Although a recreational model by nature, the Ventura Sport borrows the geometry of racing bikes, but this is where similarities stop, as its weight and specifications have nothing to do with performance. All in all, it’s the kind of bike that offers a comfortable fit, has a small negative rise of the stem which helps you keep the front wheel under pressure when the situation requires it and also provides an efficient position for climbing. Though you’ll not exactly get to enjoy this too much as the weight figure of about 15 kilograms will prove itself a burden in many scenarios.

In terms of maneuverability, the bike performs well, an outcome enhanced by the short stem, but which could have been further improved by a handlebar wider than the 640mm one fitted on the bike, which is also a category standard.

As far as stiffness is concerned, the 85.3 Nm/degrees do persons with weights of up to 90 kilograms justice, like the STW ratio of 45.8 Nm/degree/kg does as well. Ventura Sport comes from a premium producer and this can be seen very clearly in the quality of the welds and of the paint, although the colour scheme didn’t blow our minds. Further add-ons include a single water bottle cage mount and luggage rack mounts too.


For the price it has, we dare say that Ventura’s specification list disappoints. For example, the Suntour XCM fork can be found on most entry-level models, bikes that usually have a significantly lower price than the Ventura, and the 100mm of travel and 2.7kg that it has it’s really quite modest. Well, at least it has a remote lock-out…

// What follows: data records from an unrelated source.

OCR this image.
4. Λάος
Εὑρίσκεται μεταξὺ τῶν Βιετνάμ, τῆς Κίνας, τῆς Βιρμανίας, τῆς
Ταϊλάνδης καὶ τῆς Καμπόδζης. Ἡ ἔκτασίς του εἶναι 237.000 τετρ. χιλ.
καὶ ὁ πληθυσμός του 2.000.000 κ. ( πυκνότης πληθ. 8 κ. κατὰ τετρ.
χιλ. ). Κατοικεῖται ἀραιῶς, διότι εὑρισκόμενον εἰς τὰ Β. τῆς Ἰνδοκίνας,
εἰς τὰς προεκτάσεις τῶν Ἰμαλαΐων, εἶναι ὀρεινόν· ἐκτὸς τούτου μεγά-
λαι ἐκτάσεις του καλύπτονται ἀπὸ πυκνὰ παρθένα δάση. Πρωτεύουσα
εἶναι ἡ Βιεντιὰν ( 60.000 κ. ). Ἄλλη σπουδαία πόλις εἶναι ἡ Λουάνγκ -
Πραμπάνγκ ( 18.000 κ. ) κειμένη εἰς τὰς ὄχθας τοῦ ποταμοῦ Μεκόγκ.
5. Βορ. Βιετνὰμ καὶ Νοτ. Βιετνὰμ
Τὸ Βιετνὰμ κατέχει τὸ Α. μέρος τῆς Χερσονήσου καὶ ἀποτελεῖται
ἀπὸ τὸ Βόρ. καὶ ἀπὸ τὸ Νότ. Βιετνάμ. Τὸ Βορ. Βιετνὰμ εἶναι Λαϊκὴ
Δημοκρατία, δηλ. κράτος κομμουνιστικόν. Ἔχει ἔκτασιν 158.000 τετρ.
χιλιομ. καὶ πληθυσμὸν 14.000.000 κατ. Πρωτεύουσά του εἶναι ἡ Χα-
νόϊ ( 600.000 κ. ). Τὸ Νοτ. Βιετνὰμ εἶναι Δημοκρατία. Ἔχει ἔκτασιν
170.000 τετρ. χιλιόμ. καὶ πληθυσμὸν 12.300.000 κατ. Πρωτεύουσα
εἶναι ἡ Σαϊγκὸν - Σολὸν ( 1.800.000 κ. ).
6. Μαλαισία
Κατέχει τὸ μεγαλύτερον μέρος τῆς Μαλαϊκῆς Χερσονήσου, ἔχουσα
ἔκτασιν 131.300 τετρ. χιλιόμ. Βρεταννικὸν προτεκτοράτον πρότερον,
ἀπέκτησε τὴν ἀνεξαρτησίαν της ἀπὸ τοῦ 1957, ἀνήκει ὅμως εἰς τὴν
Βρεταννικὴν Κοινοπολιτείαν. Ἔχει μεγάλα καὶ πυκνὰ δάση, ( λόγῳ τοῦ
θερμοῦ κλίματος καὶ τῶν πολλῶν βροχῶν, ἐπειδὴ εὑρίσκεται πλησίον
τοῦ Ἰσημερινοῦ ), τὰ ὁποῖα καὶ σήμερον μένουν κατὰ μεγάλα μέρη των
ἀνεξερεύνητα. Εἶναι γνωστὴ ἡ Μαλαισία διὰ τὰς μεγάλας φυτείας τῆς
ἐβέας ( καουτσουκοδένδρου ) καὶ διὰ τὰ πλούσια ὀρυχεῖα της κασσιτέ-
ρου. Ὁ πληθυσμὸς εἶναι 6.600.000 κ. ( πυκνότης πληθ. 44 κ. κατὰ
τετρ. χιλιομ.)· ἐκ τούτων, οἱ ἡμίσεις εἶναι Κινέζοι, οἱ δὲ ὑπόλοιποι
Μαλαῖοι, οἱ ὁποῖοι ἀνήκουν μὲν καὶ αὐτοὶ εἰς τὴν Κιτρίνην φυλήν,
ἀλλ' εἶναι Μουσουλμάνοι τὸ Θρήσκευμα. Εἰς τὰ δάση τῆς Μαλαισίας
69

The drivetrain is, from many points of view, an exotic mix given that it has a SR Suntour front derailleur, which does its job, but in a less than smooth manner. SRAM provides the crankset and bottom bracket by its S600 model, the two parts adding an irrefutable weight of 1.250 grams to the entire bike, but more intriguing we find the decision to mix the SRAM, Suntour and Shimano components. Ok, we admit that the whole weight of the drivetrain is slightly lower, but you’ll have to keep an eye out for mismatches. Finally, to remind everyone to which category does this test subject belong to, a Shimano Alivio rear derailleur takes care of shifting across the 9 sprockets of the cassette, in a decent way we might say.

For stopping you’ll have to rely on the Tektro HDC300 disc brakes, equipped with 160mm rotors, which, quite honestly, find difficult situations overwhelming, an 180mm rotor for the front brake being more than welcomed in this case.

Mondraker built in-house Ventura’s wheelset and they managed to obtain a strong pair of wheels which don’t mind rough roads or trails. CST’s Critter tires, size 29×2.10, offer a good rolling speed, but aren’t too allowing in corners. Yet, even for these perks, it’s quite hard to justify the 5.88 kilograms that the entire wheel ensemble puts on the scale and, in the same time, on the bike. Just for the record, Ventura Sports counts as one of the heaviest bikes we’ve tested this season, alongside Cube AIM 29er, Cross BigFoot 29er or the Impulse Challenger 29er.


Judging by its price, the Ventura Sport doesn’t do as well as its competitors and it has, in some respects, a lower specifications chart. Maybe the season sales can bring it down to the proper pricing, but this won’t solve the braking or transmission problem, a classical situation with premium brands’ entry-level models.

However, the sit on the bike and the short stem deserve some applause, while the quality of the frame is nothing less than what we expected from the manufacturer. Also, it’s not as stiff as the competition, but it’s 300 grams lighter. So, Ventura Sport is a bike for recreational riding, suited to riders of few wants, but which also plan to upgrade it in the future. The good news is the 2014 version will be improved!